One in four patients with venous disease presents with leg swelling. The differential diagnosis of lower extremity edema is very extensive; therefore, taking a careful history and physical examinations are necessary to appropriately treat patients. The differential includes systemic causes, medications, obesity, primary and secondary lymphedema, and vascular pathology. Failure to perform a careful evaluation will result in delayed treatment, failure in clinical improvement, or unnecessary treatments including medications (eg, diuretics) or procedures (eg, venous ablation and stenting).

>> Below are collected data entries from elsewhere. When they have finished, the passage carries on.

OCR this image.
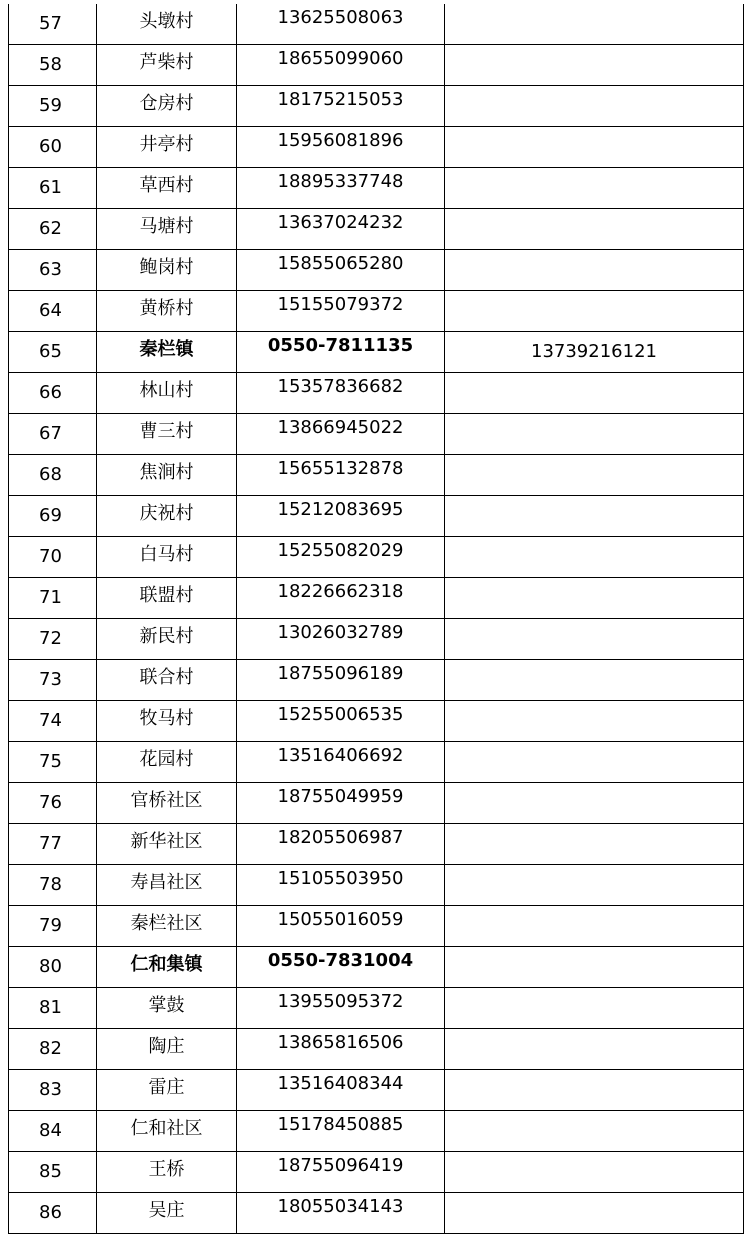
57	头墩村	13625508063	
58	芦柴村	18655099060	
59	仓房村	18175215053	
60	井亭村	15956081896	
61	草西村	18895337748	
62	马塘村	13637024232	
63	鲍岗村	15855065280	
64	黄桥村	15155079372	
65	秦栏镇	0550-7811135	13739216121
66	林山村	15357836682	
67	曹三村	13866945022	
68	焦涧村	15655132878	
69	庆祝村	15212083695	
70	白马村	15255082029	
71	联盟村	18226662318	
72	新民村	13026032789	
73	联合村	18755096189	
74	牧马村	15255006535	
75	花园村	13516406692	
76	官桥社区	18755049959	
77	新华社区	18205506987	
78	寿昌社区	15105503950	
79	秦栏社区	15055016059	
80	仁和集镇	0550-7831004	
81	掌鼓	13955095372	
82	陶庄	13865816506	
83	雷庄	13516408344	
84	仁和社区	15178450885	
85	王桥	18755096419	
86	吴庄	18055034143	
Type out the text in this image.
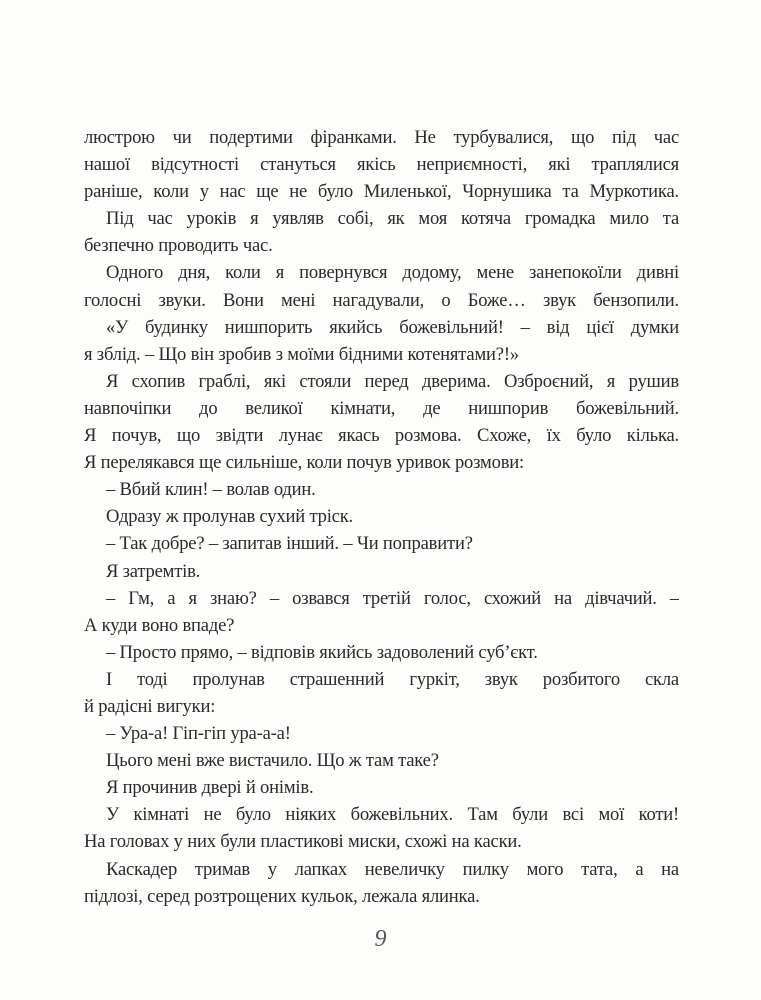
люстрою чи подертими фіранками. Не турбувалися, що під час
нашої відсутності станутьcя якісь неприємності, які траплялися
раніше, коли у нас ще не було Миленької, Чорнушика та Муркотика.
Під час уроків я уявляв собі, як моя котяча громадка мило та
безпечно проводить час.
Одного дня, коли я повернувся додому, мене занепокоїли дивні
голосні звуки. Вони мені нагадували, о Боже… звук бензопили.
«У будинку нишпорить якийсь божевільний! – від цієї думки
я зблід. – Що він зробив з моїми бідними котенятами?!»
Я схопив граблі, які стояли перед дверима. Озброєний, я рушив
навпочіпки до великої кімнати, де нишпорив божевільний.
Я почув, що звідти лунає якась розмова. Схоже, їх було кілька.
Я перелякався ще сильніше, коли почув уривок розмови:
– Вбий клин! – волав один.
Одразу ж пролунав сухий тріск.
– Так добре? – запитав інший. – Чи поправити?
Я затремтів.
– Гм, а я знаю? – озвався третій голос, схожий на дівчачий. –
А куди воно впаде?
– Просто прямо, – відповів якийсь задоволений суб’єкт.
І тоді пролунав страшенний гуркіт, звук розбитого скла
й радісні вигуки:
– Ура-а! Гіп-гіп ура-а-а!
Цього мені вже вистачило. Що ж там таке?
Я прочинив двері й онімів.
У кімнаті не було ніяких божевільних. Там були всі мої коти!
На головах у них були пластикові миски, схожі на каски.
Каскадер тримав у лапках невеличку пилку мого тата, а на
підлозі, серед розтрощених кульок, лежала ялинка.
9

Early treatment of appropriately selected patients with venous hypertension may result in resolution of clinical edema. Prolonged edema of any cause may lead to irreversible lymphatic damage (reflux or scaring/obstruction) and is the reason that treatment of venous pathology may not result in clinical improvement of swelling. Understanding this important relationship between the venous and lymphatic system will allow the venous specialist not only to provide appropriate treatment but also to set patient expectations. Additionally, when venous interventions do not provide clinical improvement, the venous specialist should consider lymphatic therapy.

Antonios P. Gasparis, MD
Professor of Surgery, Director, Center for Vein Care,
Division of Vascular and Endovascular Surgery, Stony Brook Medicine
Stony Brook, New York
President-Elect, American Venous Forum
antonios.gasparis@stonybrookmedicine.edu
Disclosures: Chair of scientific advisory board for Tactile Medical; scientific advisory board for Medtronic; honorarium from/speaker for Medtronic, Boston Scientific Corporation, Merit Medical, Philips, Bard, Cook Medical.